Volker Häring: Beijing Baby

D 2016, Verlag Conbook

Kulturrevolution und Kapitalismus

Abbildung des Buchcovers

Copyright: Conbook Verlag

Die Schauspielstudentin He Lin, auch genannt Xiao Fang, wird tot aufgefunden. Offensichtlich ist sie vom Dach eines Studentenwohnheims gesprungen oder gestoßen worden. Die junge Kommissarin Xiang Xia, frisch vom Lande in Chinas Hauptstadt versetzt und der altgediente Kommissar Wang, ein echtes Urgestein der Hutongs von Beijing (das Altstadtviertel), müssen zusammen ermitteln. Das gestaltet sich nicht so leicht, denn die beiden haben nicht viel gemeinsam. Außerdem stellt sich schnell heraus, dass He Lin eine Art Doppelleben führte. Auf der einen Seite studierte sie Schauspiel und lebte in einem Wohnheim, in dem das Kommen und Gehen streng kontrolliert wurde, nebenbei aber arbeitete sie in einem Nachtclub und, wie sich im Laufe der Ermittlungen herausstellt, hatte sie ein Verhältnis sowohl mit dem deutschen Studenten Phillip als auch mit einem hohen Politkader.

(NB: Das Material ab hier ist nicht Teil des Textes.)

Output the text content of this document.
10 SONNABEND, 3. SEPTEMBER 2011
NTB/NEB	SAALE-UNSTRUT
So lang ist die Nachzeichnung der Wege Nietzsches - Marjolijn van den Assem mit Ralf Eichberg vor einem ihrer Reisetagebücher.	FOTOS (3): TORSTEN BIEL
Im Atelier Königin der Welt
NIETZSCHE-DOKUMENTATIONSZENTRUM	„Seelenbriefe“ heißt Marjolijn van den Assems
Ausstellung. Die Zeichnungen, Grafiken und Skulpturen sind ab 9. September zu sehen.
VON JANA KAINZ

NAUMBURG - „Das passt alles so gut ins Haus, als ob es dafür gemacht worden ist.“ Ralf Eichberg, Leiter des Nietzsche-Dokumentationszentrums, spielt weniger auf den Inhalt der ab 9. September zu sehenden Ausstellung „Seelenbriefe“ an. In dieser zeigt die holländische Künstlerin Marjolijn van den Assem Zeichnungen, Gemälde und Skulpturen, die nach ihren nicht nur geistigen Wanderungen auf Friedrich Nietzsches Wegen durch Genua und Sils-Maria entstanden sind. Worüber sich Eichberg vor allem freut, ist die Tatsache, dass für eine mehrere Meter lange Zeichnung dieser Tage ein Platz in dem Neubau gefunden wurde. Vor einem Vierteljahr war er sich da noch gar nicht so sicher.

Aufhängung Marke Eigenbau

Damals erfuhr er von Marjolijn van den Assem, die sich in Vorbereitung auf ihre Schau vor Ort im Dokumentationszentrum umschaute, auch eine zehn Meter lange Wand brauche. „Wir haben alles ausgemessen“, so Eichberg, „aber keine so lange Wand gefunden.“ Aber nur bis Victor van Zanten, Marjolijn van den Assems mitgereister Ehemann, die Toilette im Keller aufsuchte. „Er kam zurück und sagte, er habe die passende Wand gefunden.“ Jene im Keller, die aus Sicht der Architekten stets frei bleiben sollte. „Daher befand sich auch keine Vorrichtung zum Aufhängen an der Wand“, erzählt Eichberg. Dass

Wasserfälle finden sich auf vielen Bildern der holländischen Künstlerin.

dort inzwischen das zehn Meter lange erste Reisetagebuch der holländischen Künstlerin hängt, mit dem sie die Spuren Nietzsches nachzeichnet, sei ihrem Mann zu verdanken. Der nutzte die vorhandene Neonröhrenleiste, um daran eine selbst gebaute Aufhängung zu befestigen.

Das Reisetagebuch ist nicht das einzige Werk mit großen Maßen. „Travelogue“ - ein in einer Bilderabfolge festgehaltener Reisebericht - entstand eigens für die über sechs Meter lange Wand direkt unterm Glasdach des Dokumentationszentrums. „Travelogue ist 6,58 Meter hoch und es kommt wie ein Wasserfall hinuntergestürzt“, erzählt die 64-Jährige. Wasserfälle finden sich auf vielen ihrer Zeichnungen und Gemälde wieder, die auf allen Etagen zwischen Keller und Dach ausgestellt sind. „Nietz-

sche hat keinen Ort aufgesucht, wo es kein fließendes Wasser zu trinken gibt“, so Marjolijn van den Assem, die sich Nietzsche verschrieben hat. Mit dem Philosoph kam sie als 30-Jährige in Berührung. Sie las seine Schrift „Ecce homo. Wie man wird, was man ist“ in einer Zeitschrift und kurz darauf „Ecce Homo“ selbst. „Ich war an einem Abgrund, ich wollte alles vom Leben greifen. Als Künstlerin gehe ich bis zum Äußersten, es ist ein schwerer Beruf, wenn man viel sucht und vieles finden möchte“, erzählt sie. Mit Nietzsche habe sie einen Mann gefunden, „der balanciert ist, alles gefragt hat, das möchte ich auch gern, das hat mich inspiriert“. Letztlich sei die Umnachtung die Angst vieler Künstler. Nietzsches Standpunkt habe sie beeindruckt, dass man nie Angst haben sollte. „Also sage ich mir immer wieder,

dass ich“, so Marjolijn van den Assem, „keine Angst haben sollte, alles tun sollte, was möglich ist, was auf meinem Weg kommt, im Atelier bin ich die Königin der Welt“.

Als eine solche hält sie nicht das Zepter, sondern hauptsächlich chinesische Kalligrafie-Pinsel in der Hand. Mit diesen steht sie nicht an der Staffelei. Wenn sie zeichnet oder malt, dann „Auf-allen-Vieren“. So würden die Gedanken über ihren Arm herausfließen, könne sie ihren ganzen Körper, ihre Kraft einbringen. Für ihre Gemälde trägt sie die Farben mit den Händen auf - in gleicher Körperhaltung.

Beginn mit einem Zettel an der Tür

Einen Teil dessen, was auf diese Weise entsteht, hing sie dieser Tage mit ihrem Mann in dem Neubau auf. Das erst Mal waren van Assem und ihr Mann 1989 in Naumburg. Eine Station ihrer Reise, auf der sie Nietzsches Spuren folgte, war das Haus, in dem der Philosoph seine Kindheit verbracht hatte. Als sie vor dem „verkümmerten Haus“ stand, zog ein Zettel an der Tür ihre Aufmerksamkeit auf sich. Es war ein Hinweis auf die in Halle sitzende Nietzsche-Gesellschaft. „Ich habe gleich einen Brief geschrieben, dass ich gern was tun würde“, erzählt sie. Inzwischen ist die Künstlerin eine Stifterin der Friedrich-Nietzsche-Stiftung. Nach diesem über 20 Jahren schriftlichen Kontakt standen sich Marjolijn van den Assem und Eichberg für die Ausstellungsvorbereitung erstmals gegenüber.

Unweigerlich führt das zu Hindernissen für Xiang Xia. Die herrschende Klasse sieht es nicht gern, wenn einer der Ihren des Mordes verdächtigt wird. Auch in der Schauspielakademie war He Lin nicht unbekannt. Offensichtlich hatte sie auch noch ein Verhältnis mit Professorin Zhu. An Verdächtigen ist also kein Mangel und die beiden Kommissare haben viel zu tun. Dabei verkompliziert es noch die Lage, dass Xias Herz sich einem der Verdächtigen zuwendet.

Nun ja, ein weiterer Länderkrimi, dieses Mal aus China bzw. über China, denn der Autor ist Deutscher, kein Chinese. Es ist interessant, das moderne China kennen zu lernen, denn darüber weiß man hier eigentlich nicht so sehr viel. Auch hier ist der Kapitalismus auf dem Siegeszug. Aber ehrlich gesagt: für einen spannenden Krimi reicht es nicht. Es wird geredet und geredet und gegrübelt und gegrübelt, aber es geht nicht vorwärts. Von Spannung keine Spur. Der Conbook Verlag bringt viele Länderkrimis heraus, meist aus dem asiatischen Raum, aber vielleicht sollte man einmal darüber nachdenken, sie nicht immer unter dem Label „Krimi“ zu veröffentlichen. Bei einem Krimi erwarte ich eigentlich eine spannende Geschichte, möglichst zum mitdenken, in der es darum geht, wer wen warum umgebracht hat. Allein eine Tote, ein paar Kommissare und ein exotisches Land machen noch keinen Krimi.

Die Charakterisierungen sind alle ein bisschen oberflächlich. Es tauchen Personen auf, die eine wichtige Rolle spielen, aber so richtig fehlt einem der Hintergrund. So zum Beispiel  kommunizieren die beiden Kommissare eigentlich kaum richtig, so dass man als Leserin zwar bemerkt, dass die Chemie nicht stimmt, aber ohne, dass man sich richtig darüber klar wird, warum. Erst im letzten Viertel des Buches wird zum Beispiel auf die Gefühlswelt von Kommissar Wang eingegangen.

Für mich als Leserin war es auch etwas verwirrend, dass die Tote und die Ermittlerin ähnliche Namen haben: Xiao Fang und Xiang Xia. Das sieht zwar jetzt gerade nicht so aus, wenn sie nebeneinander aufgelistet werden, doch beim Lesen musste ich mir immer wieder klarmachen, von wem denn jeweils die Rede war. Freundlicherweise hat der Autor am Ende ein Verzeichnis der am häufigsten vorkommenden chinesischen Begriffe angehängt. So kann man immer mal etwas nachschlagen.

Letztendlich ist mein Fazit: der Krimi reißt einen nicht vom Hocker. Die Beschreibungen des modernen China sind interessant und manchmal auch – zumindest für mich – überraschend, aber spannend ist anders.